Com 26 anos me casei. Era a rotina de todas as mulheres da época e também, é lógico, era comum se casar com maridos autoritários e repressores. Eu, como toda mulher da época, fazia o que o marido mandasse, e deixei meu trabalho para ser dona de casa por 20 anos. Tive três filhos que me ensinaram muita coisa e me deram mais força ainda para reverter essa história que não aceitava desde criança. Queria mudança.


Levei essa vida como pude, mas sempre com a ideia de algum dia dar uma girada de 360°.


Entre 1980 e 1985 morei no Estado de Goiás, passando por três cidades Niquelândia, Uruaçu e Goiânia. No início de 1986 voltei para São Paulo determinada a voltar ao mercado de trabalho, e entrei em contato com pessoas que foram meus contemporâneos na Saúde Pública. Em setembro de 1987, então com 47 anos, eu estava de volta, praticamente, ao meu primeiro emprego em um outro tempo e espaço físico diferente. Até o nome havia mudado, e a instituição agora se chamava Instituto de Ciências Biomédicas da USP (São Paulo), fazendo basicamente o que fazia em 1960, me envolvendo com a didática e pesquisa e sempre muito feliz com meu trabalho. Ufa! estava mudando minha história.


Bem, no segundo semestre de 1989 eu arrisquei e prestei vestibular no Mackenzie, em busca do meu segundo sonho: ser química ou matemática. Bem, como a química tinha mais a ver com o que eu fazia, foi nela que foquei. E consegui! Meu nome saiu na terceira lista, foi inacreditável! Comemorei com muito vinho!

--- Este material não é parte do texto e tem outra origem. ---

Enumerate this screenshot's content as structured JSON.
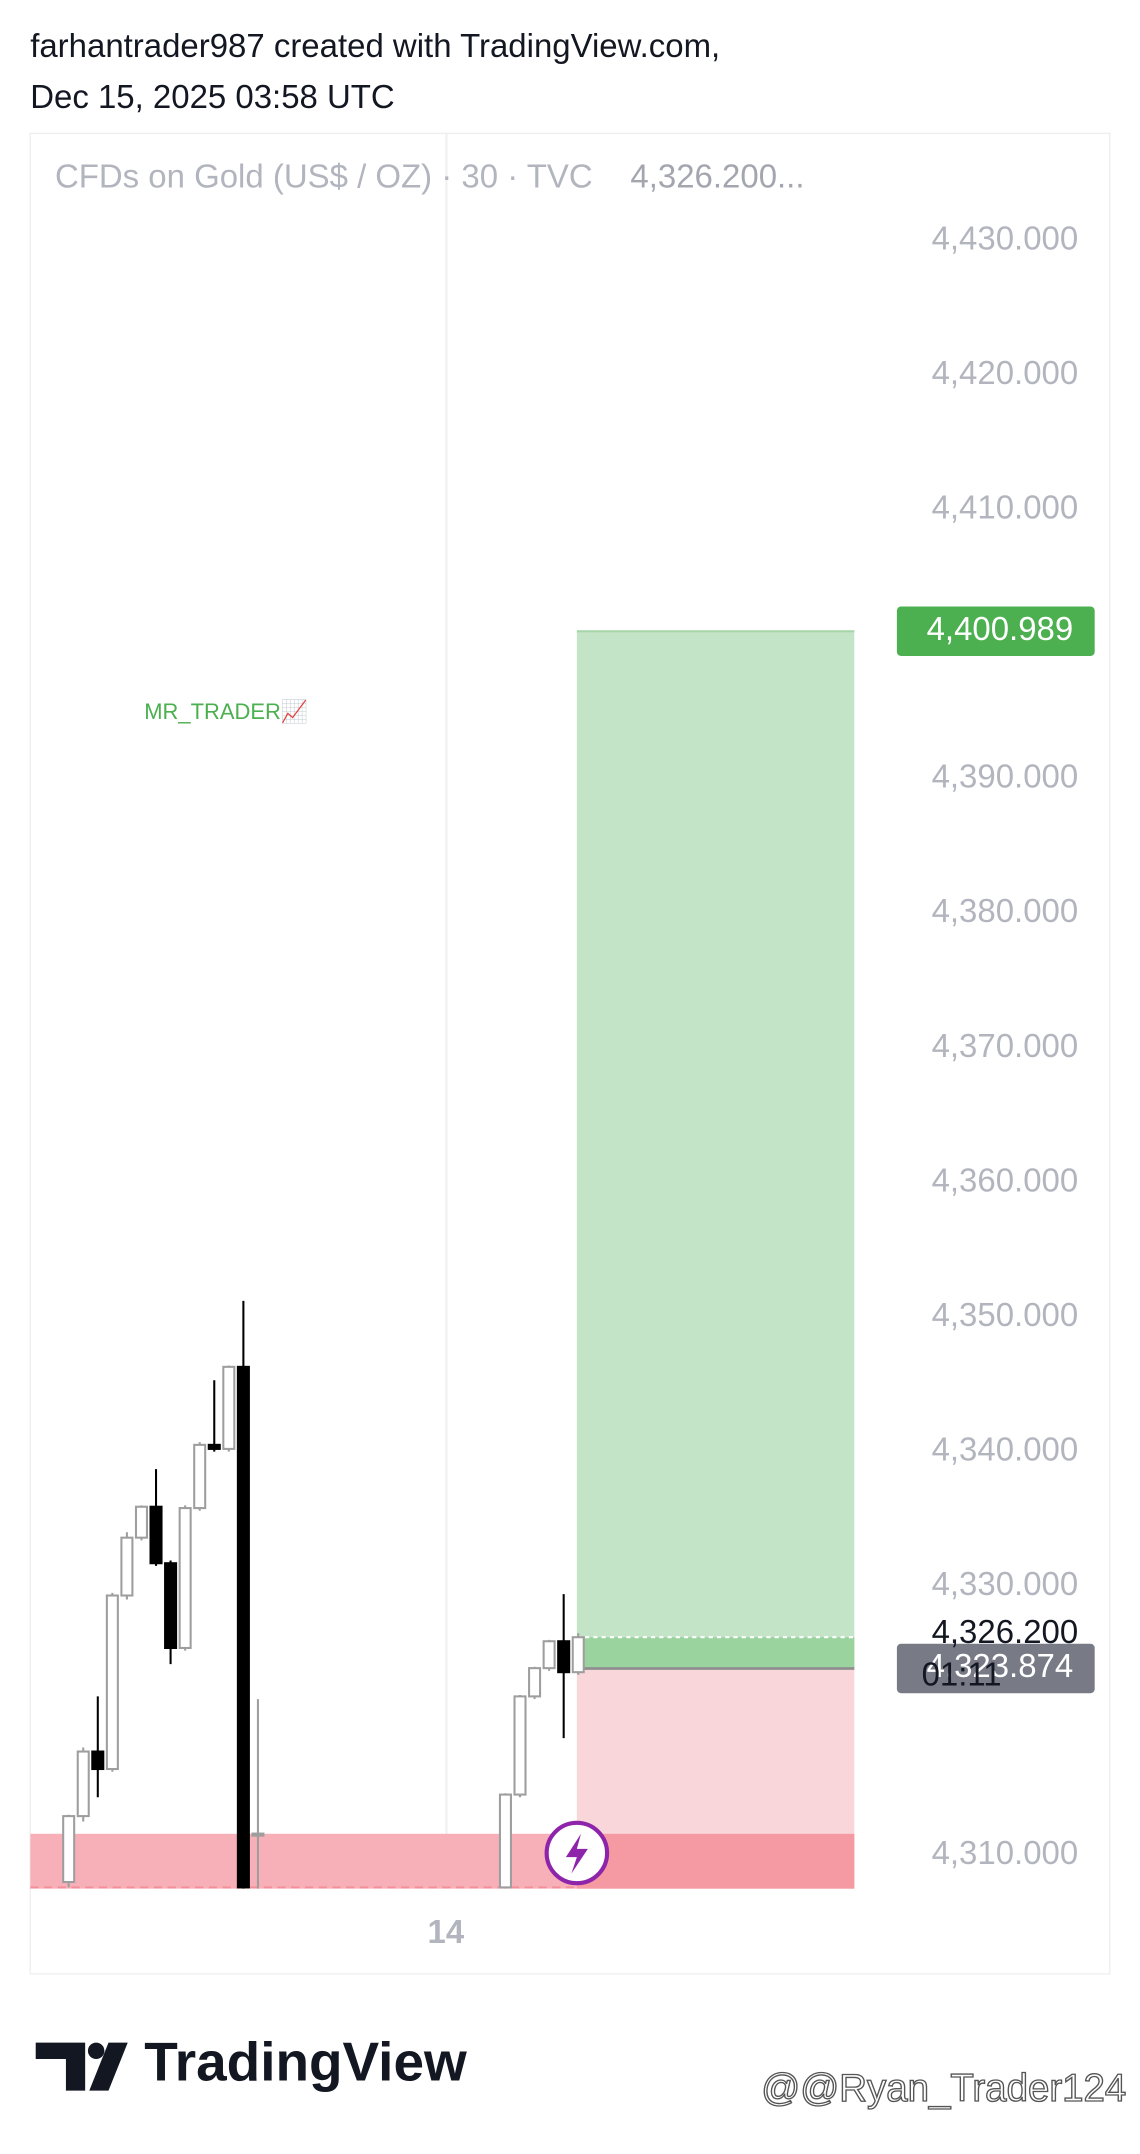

Aos 49 anos, segunda metade do século 20, estava eu na sala de aula de uma universidade e levei bem, fui até o fim, trabalhando durante o dia e estudando à noite (anos dourados), me senti como se tivesse a mesma idade da galera e o interessante é que eles me tratavam assim.


Meu outro desafio, mas esse nunca foi meu sonho, foi o mestrado. Fui praticamente empurrada para ele pela Profa. Vivian  Pellizari, agora docente do Instituto Oceanográfico da USP, com quem trabalho até o momento.


Meu mestrado foi no programa de Biotecnologia Interunidades e o tema foi com saneamento básico estudando a presença de Oocistos (uma fase intermediária no ciclo de vida de protozoários) de Criptosporidim em mananciais e água tratada.


Tudo parecia já realizado quando o inesperado aconteceu: “ANTÁRTICA”!!!!!


Em 1998/99 recebi o maior prêmio da minha vida, fui para Antártica, com o projeto de pesquisa coordenado pela Profa. Rosalinda Montone (IOUSP) do qual também fazia parte a profa. Vivian Pellizari, então docente no ICB-USP. E veja bem, fui porque na última hora a pessoa indicada não pôde ir.  Permaneci na estação durante 3 meses. Fiz coleta de solo e água e processamento das amostra como parte do monitoramento da Baía do Almirantado, local onde fica a Estação Científica Brasileira Comandante Ferraz. Como se uma vez não fosse um sonho, ainda fui mais duas vezes: em 2000/2001, durante dois meses e em 2004 durante um mês.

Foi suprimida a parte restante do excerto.